Haber: Edda SÖNMEZ
(İSTANBUL) CHP İstanbul Vilayet Başkanlığı binasının satın alınması sürecinde 2019’da bir avukatlık ofisinde çekilen imgelerden yola çıkılarak açılan davanın üçüncü duruşması görüldü. Sanık eski CHP İstanbul Vilayet Başkanı Canan Kaftancıoğlu, “Siyasi Partiler Kanun’unda bağış için bir limit belirtilmiştir, bu limitin üzerinde bağış yapmak isteyenler yasal pürüz olduğu için yasanın öngördüğü kadarını kendisi yapar, fazlası için de yakınlarına, akrabalarına, dostlarını bağışçı olarak gösterir. Bütün partiler bunu yapmaktadır. Üzerime atılı suçlamayı kabul etmiyorum. Kaldı ki evraka sunulan imaj kayıtları yasa dışı kanıt niteliğindedir, kanıt olarak değerlendirilmemesi gerekir. Ayrıyeten siyasi partilerin kontrolü Anayasa Mahkemesi’nce yapılmaktadır” dedi.
CHP İstanbul Vilayet Başkanlığı binasının satın alma süreciyle ilgili açılan davanın üçüncü duruşması İstanbul 59. Asliye Ceza Mahkemesi tarafından, salonu daha geniş olan İstanbul 59. Asliye Ceza Mahkemesi’nde görüldü. Duruşmaya eski CHP İstanbul İl Başkanı Canan Kaftancıoğlu’nun da ortalarında bulunduğu isimler katıldı. Salonda taraf avukatları, CHP Genel Lider Yardımcısı Gökan Zeybek, Parti Meclis Üyesi Baran Seyhan, Parti Meclis Üyesi Burcu Mazıcıoğlu, Parti Meclis Üyesi Bedirhan Berk Yanlışsız ve çok sayıda izleyici hazır bulundu.
“Benim bağış alma yahut verme biçiminde rastgele bir hareketim olmadı”
19 Mart operasyonları kapsamında tutuklu bulunan İBB Spor Kulübü Lideri sanık Fatih Keleş, SEGBİS’le bağlandığı duruşmada, “Benim bağış alma yahut verme formunda rastgele bir aksiyonum olmadı, suçlamayı kabul etmiyorum. Beraatimi istiyorum” dedi. Tıpkı biçimde duruşmaya bağlanan Tuncay Yılmaz da suçlamaları reddetti ve beraatini istedi.
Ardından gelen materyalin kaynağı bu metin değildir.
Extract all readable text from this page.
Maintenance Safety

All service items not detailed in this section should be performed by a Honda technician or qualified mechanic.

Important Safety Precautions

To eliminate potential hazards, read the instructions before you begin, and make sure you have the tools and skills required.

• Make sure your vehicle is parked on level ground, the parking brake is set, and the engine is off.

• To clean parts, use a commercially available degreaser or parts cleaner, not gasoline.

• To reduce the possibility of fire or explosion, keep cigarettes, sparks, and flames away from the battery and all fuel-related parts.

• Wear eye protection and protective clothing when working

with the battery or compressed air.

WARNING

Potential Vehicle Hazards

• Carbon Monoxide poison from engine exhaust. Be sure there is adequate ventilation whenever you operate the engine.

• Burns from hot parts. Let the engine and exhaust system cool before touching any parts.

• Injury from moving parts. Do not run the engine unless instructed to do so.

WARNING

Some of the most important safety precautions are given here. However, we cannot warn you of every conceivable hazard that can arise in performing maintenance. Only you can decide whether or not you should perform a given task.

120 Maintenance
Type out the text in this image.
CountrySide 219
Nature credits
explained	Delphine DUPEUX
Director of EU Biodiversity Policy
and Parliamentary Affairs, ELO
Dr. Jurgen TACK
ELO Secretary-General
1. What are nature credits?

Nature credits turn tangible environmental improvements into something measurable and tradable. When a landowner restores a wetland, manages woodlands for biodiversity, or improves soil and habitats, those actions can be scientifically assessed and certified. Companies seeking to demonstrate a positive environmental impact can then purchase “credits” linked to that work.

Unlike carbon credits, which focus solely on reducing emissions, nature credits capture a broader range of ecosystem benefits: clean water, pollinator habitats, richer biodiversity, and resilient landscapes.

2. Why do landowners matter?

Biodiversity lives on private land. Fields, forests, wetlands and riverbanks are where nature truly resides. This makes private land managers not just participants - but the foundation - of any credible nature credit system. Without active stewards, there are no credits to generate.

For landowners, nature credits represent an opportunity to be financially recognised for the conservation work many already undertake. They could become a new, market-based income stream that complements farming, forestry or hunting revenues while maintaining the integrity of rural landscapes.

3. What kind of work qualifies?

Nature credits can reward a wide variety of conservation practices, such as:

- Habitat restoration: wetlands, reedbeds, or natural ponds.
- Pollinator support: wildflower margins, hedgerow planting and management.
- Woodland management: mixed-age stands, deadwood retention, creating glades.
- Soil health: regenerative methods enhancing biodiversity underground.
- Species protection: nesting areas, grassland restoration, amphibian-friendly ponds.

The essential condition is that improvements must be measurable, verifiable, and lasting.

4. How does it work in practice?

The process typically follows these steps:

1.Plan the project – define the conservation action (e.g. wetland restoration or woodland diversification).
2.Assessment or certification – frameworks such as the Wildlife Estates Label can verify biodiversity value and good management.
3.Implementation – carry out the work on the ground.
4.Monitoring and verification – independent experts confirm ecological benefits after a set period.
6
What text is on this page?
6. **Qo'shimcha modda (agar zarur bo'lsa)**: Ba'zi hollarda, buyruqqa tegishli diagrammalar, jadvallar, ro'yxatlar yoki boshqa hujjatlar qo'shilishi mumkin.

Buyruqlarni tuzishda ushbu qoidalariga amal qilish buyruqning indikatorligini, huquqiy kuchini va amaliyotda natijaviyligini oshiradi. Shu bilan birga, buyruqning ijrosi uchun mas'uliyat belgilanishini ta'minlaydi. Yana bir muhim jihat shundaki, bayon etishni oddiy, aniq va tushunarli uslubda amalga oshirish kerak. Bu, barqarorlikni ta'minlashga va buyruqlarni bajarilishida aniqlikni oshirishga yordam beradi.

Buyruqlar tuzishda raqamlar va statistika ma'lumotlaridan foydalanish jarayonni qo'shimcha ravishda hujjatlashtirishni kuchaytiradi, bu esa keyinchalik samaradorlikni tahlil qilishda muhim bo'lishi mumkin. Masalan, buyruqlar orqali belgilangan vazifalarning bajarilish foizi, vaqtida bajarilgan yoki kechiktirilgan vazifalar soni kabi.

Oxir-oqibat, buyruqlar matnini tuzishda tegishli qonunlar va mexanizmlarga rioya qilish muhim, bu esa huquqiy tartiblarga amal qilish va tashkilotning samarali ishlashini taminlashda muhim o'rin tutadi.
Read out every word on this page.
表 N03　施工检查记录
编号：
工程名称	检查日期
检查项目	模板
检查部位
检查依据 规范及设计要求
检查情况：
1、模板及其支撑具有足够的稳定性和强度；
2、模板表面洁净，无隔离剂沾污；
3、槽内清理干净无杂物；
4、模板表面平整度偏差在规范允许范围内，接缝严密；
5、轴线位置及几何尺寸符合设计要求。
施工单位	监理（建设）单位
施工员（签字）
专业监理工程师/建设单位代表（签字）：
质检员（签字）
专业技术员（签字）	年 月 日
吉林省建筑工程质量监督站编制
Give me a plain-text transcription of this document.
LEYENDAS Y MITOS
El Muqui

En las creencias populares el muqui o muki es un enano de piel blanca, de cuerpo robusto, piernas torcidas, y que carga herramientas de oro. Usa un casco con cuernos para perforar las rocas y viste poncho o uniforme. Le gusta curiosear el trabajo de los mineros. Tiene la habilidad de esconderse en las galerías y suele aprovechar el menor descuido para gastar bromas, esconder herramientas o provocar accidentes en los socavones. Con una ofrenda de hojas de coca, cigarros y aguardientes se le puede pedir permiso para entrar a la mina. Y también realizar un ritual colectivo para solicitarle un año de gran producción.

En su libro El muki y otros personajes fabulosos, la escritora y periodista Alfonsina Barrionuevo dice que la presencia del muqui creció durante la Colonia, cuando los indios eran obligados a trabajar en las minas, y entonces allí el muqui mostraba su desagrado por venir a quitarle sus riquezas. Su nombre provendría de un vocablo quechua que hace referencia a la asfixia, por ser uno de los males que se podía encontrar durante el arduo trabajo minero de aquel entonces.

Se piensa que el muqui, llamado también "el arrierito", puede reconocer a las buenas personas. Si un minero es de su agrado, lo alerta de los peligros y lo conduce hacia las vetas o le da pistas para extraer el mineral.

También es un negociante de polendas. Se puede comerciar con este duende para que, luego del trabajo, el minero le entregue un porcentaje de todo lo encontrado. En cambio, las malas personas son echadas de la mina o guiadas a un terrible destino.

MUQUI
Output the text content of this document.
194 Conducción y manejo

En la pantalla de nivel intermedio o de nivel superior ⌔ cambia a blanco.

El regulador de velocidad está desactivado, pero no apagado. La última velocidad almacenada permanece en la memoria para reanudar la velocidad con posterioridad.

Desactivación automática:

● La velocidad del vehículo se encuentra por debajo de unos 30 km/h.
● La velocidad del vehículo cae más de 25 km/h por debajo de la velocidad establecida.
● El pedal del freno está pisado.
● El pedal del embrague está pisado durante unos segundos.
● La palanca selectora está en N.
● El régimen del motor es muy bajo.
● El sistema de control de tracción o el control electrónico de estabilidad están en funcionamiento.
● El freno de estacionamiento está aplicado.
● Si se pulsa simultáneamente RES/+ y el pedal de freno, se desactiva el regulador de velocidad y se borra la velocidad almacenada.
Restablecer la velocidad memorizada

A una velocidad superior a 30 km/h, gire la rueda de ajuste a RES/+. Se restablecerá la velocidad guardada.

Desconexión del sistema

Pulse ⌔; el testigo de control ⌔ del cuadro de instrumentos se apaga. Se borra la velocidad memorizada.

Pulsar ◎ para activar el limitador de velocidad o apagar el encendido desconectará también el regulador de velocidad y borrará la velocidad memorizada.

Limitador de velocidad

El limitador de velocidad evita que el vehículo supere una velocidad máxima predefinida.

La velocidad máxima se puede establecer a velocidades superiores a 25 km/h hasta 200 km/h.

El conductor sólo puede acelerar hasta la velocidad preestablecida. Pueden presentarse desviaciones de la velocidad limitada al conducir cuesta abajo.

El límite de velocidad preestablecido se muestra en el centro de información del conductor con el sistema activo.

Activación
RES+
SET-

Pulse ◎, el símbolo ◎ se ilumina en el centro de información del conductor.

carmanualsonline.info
Partiye vilayet binası alımı için arkadaşlarıyla çalışmaya başladıklarını kaydeden sanık eski CHP İstanbul İl Başkanı Canan Kaftancıoğlu, şunları kaydetti:
“Türkiye genelinde ‘Bir Tuğla da Sen Koy’ isminde kampanya başlattık. Kampanyanın devam sürecinde vilayet binası olabilecek özellikte bir bina bulduk, beğendik. Bina sahibiyle görüştük, anlaştık. Anlaşamadığımız tek husus 41 milyon bedelle almış olmamıza karşın mülk sahibinin tapu kayıtlarında satış bedelinin daha düşük gösterilmesi nedenli talebiydi.
“Siyasi partilerin kontrolü Anayasa Mahkemesi’nce yapılmaktadır”
Siyasi Partiler Kanunu’nda bağış için bir limit belirtilmiştir, bu limitin üzerinde bağıs yapmak isteyenler yasal pürüz olduğu için yasanın öngördüğü kadarını kendisi yapar, fazlası için de yakınlarına, akrabalarına, dostlarını bağışçı olarak gösterir. Bütün partiler bunu yapmaktadır. Üzerime atılı suçlamayı kabul etmiyorum, beraatimi talep ederim. Kaldı ki belgeye sunulan imaj kayıtları yasa dışı kanıt niteliğindedir, kanıt olarak değerlendirilmemesi gerekir. Ayrıyeten siyasi partilerin kontrolü Anayasa Mahkemesi’nce yapılmaktadır.”
Mahkeme, savunması alınan sanıkların duruşmalardan vareste tutulmasına ve Anayasa Mahkemesi’nin mali kontrol raporunun bitip bitmediğinin sorulmasına karar verdi. Avukatlarının davada “durma kararı verilmesine” ait taleplerinin bir sanığın daha savunmasının alınmasının akabinde kıymetlendirilmesine karar veren mahkeme, duruşmayı 19 Kasım 10.00’a ertelendi.